From #1481026: Get servers in place for Drupal 7 staging/dev environments: The files are a mess. For example, 484 files have filepath "files/issues/". An example is #629528: Error. The file actually does exist at http://drupal.org/files/issues/Error_3.JPG. There really isn't a good way to clean this up. Doing it well would mean matching up all the files, maybe using file size to help.

To get a current list:
SELECT count(DISTINCT f.fid) c, f.filepath, group_concat(DISTINCT u.nid) FROM files f LEFT JOIN upload u ON u.fid = f.fid GROUP BY cast(f.filepath AS BINARY) HAVING c > 1;

CommentFileSizeAuthor
#5 orphans.tsv_.gz412.86 KBdrumm
duplicates.txt11.93 KBdrumm

Comments

drumm’s picture

Issue tags: +drupal.org D7

tag

drumm’s picture

For future reference, the following tables reference fids. A lot of the duplicates may be orphans.

comment_upload.fid
comment_upload.legacy_fid
content_field_images.field_images_fid
content_type_casestudy.field_mainimage_fid
content_type_organization.field_logo_fid
content_field_project_images.field_project_images_fid
image.fid
project_release_file.fid
project_releases.fid
project_releases_backup.fid
upload.fid
drumm’s picture

Issue tags: +porting

tag

drumm’s picture

Assigned: Unassigned » drumm
drumm’s picture

StatusFileSize
new412.86 KB

Attached are 43836 files rows that I'm deleting. They have duplicate names with other rows and are not referenced from the fields listed in #2.

drumm’s picture

That took care of all duplicated files in files/images/*. Only 85 duplicated filenames left. Most have 2, or sometimes 3-4 rows, but 'files/issues/' has 93.

drumm’s picture

The 15 with filepath like 'files/releases/%' all had bad release nodes creating the duplicates. Things like having one each for CVS and Git tags.
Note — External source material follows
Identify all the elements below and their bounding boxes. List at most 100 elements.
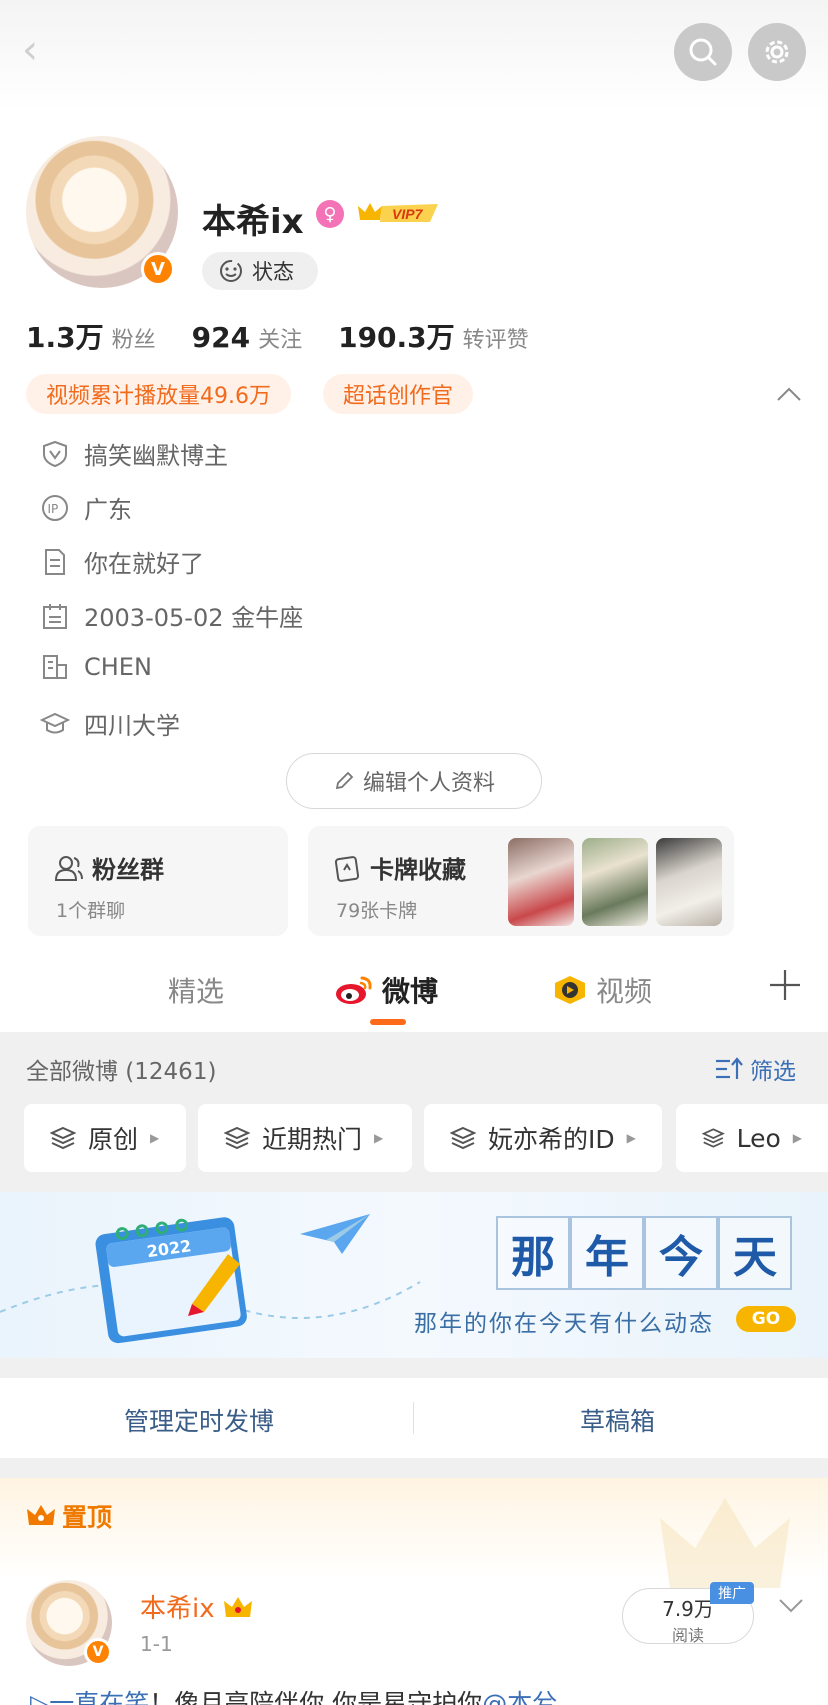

I deleted the bad ones and we are down to 70 duplicated filepaths.

drumm’s picture

I removed the duplicated files which had the wrong size, we just don't seem to have those files, so they are essentially bad uploads. In many cases, these were already re-uploaded by people. All the issues were quite old, I even saw one of mine from 2004.

That gets us down to 31. I'll try going by timestamps next. filepath = 'files/issues/' has 91 rows.

senpai’s picture

Issue tags: +sprint 2, +sprint 3

Tagging for sprint 3.

drumm’s picture

Status: Active » Fixed

Done!

Automatically closed -- issue fixed for 2 weeks with no activity.